You might think that what has happened is the worst thing ever.
You’d be wrong.
Don’t get me wrong, what happened was terrible, and is a tragedy, and should never have happened.
There are nine people who—one month and ten days ago—were part of this community who are no longer. One of those nine was the reason for the tragedy.
And if that person had just decided to shoot themselves? It would have been terrible enough. But they took with them their mother, half-brother, a teacher’s assistant and five students from Tumbler Ridge Secondary School whose names will forever be imprinted on our hearts and minds: Abel, Ezekiel, Tiki, Zoey, Kylie.
Two others—Paige and Maya—were wounded. Maya is still in the hospital; conscious, but unable to communicate other than with a pair of yes/no paddles that she can look at to answer simple questions.
The pain was—is—felt around the globe. Never mind that Abel is a Zambian National, his father in town to work at the mine.
Even now, the newspaper Facebook page get dozens of comments a day on posts about Maya from people across the country and around the world.
“So glad she is doing well. One day at a time. You got this Maya. Prayers for you and your family everyday,” says one.
“So awesome to see Maya getting stronger everyday!! Sunshine is so good for healing and feel good vibes!! Rooting for your continued recovery from Michigan!!” says another.
And you know when you are in the thoughts of people from Michigan, the tragedy must be great indeed.
I still find myself starting to cry when I think about what happened.
So, yes, losing these lives—those children—in this manner? Was horrendous. It is impossible to put into mere words the scope of the pain and sorrow this community still bears.
But worse than what happened here is to have experienced this, and be changed for the worse.
It would be worse to come out of this hating whomever it is you think is to blame. The trans or the Muslims (really? yes, really. Someone posted an anti-Muslim screed on one of my posts about what happened here) or the pro-gun lobby or the anti-gun lobby or the politicians or the RCMP or the mother or the father or the AI company or social media or the parents or even the shooting.
If we allow ourself to become bitter, cynical and hateful? That would be far worse.
It’s going to be hard to not let this change us for the worse in some way.
In the days after the shooting, I got many emails from other reporters across the country, many who had dealt with situations like this.
One of those emails came from the former editor of the Fort McMurray Today.
“I was with Fort McMurray Today as a reporter during the 2016 wildfire,” he says. “I am reaching out because I have been thinking about the aftermath of the wildfire. There was a lot of ‘Fort Mac Strong’ and talks about getting through it together.
“But domestic violence rates soared, people got screwed by builders and insurance providers, and I know a few people who left. The burnout from firefighters and police officers was through the roof.
“I admit the site of wildfire smoke on the horizon still makes me nervous, and I drank much more than I should have that summer.
“A lot of the community rallied and came together, but a lot of people were not OK.

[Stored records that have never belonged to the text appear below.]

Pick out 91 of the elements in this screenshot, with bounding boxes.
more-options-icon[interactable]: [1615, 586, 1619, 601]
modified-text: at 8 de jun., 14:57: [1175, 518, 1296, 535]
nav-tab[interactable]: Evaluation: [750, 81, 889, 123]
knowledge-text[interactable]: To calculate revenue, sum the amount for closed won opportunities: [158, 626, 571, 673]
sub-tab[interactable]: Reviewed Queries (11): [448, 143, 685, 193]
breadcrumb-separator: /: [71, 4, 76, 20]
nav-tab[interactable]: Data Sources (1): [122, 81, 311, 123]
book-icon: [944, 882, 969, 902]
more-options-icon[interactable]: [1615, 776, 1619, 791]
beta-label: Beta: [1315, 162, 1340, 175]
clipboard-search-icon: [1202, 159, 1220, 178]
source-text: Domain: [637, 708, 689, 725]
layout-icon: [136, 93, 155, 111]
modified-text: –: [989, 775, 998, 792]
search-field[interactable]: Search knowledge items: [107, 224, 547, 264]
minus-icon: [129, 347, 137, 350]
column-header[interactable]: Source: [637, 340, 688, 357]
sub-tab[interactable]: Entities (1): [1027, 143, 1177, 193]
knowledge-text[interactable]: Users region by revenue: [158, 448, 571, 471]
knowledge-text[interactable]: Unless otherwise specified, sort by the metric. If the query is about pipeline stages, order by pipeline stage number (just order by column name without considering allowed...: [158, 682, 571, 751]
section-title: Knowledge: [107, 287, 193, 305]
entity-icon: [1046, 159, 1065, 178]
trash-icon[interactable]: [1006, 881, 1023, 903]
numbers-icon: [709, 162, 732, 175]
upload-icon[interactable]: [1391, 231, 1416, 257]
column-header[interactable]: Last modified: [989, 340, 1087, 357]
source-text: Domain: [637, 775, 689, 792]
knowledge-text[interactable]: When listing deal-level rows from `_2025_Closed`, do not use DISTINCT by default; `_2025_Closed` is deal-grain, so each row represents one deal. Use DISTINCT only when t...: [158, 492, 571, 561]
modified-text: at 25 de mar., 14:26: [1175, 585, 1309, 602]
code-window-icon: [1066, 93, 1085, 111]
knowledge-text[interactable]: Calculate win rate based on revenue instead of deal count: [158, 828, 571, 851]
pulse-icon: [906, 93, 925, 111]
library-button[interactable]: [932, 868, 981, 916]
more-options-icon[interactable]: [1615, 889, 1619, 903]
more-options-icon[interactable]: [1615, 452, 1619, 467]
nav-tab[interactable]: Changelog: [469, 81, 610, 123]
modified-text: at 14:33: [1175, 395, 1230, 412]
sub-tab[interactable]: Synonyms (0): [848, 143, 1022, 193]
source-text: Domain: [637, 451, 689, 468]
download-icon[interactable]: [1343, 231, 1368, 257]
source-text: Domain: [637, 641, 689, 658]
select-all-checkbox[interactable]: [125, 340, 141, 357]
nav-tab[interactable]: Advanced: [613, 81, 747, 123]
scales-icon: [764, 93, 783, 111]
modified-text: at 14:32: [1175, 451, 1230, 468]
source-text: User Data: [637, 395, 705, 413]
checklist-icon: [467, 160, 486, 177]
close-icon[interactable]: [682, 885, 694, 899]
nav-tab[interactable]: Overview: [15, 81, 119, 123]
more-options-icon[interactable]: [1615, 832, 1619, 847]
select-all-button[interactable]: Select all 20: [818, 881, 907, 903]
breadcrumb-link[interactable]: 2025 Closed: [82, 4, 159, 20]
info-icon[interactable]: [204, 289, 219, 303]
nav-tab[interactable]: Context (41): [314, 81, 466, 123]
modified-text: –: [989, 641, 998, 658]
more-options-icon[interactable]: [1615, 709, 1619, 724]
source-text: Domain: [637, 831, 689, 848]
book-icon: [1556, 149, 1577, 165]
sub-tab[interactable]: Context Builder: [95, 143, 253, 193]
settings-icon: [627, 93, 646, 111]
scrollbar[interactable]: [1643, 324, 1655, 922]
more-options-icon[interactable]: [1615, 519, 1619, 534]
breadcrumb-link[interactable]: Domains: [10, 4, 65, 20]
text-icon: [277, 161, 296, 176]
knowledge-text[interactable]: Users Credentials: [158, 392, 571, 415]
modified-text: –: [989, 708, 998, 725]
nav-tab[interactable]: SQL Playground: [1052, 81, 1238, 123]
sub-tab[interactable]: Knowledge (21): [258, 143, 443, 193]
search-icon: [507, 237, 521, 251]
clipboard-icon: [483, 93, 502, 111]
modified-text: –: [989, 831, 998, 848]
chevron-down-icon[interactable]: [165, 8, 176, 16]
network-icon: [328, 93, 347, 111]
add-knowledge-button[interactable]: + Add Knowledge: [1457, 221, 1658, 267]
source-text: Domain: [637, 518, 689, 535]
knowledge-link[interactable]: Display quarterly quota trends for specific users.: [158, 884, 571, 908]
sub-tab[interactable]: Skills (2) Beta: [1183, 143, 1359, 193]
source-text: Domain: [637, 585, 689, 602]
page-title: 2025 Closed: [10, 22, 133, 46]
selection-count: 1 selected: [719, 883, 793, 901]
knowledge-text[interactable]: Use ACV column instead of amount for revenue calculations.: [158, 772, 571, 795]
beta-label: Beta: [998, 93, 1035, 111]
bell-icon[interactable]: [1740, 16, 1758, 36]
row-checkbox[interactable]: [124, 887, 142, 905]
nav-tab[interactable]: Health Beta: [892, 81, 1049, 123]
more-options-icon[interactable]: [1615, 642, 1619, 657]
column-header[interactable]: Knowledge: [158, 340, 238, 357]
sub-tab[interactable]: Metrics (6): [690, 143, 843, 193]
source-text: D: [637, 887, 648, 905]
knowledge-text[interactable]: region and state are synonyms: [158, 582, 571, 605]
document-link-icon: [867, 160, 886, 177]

“The next few months will be hard. Anniversaries for years will be hard. I’ve been through this, it’s rough.
“There will be moments when it will look like the community is tearing itself apart. There will be people who are angry and defeatist.
“You must not let these moments define the community or your neighbours. Remember who they are. Remember who you are. I remember feeling ashamed to slow down; you must not let this happen to you.
“As one community-minded journalist to another, I am cheering for you. I am cheering for Tumbler Ridge.”
That’s from someone who has watched a town go through a tragedy, and saw it come out the other side changed for the worse.
If the good Lord could grant me one wish, it would be that we would come through this better people.
That we would come out of this with more love for our fellow humans, not less. That we would extend grace more quickly and more deeply than we have before. That we would put ourselves in other’s shoes before casting judgment.
We’ve seen it go the other way. After the shooting, anti-trans messaging spiked, both in the states and, unfortunately, in Canada, too.
According to the American Journal for Public Health, transgender people experience 86.2 victimizations per 1000 persons compared with cisgender people’s 21.7 per 1000 persons.
Meanwhile, mass shootings by trans people make up less than one percent of the shootings that occur in the states. We blame the victims then wonder why they lash out. Perhaps if we treated humans—all humans, red, yellow, black, white, trans, gay, liberal or conservative—as people struggling to make it in this messed up world as opposed to something “other” that must be opposed, there would be less hate, more understanding and more resources put towards helping others as opposed to figuring out new ways to kill the other, the world might be a better place. This is not a new message, nor is it unique. But it is hard. So much easier to write people off, to slap a label on them.
On the latest U2 album, Bono sings: “The worst can’t kill what’s best in us, but they can try.”
We have seen the worst that humanity can offer. Let us respond not with hate, but with love, with kindness, with gentleness. Let us band together as a community and support and protect everyone equally. Because if we don’t, then who will?
Trent is the publisher of Tumbler RidgeLines.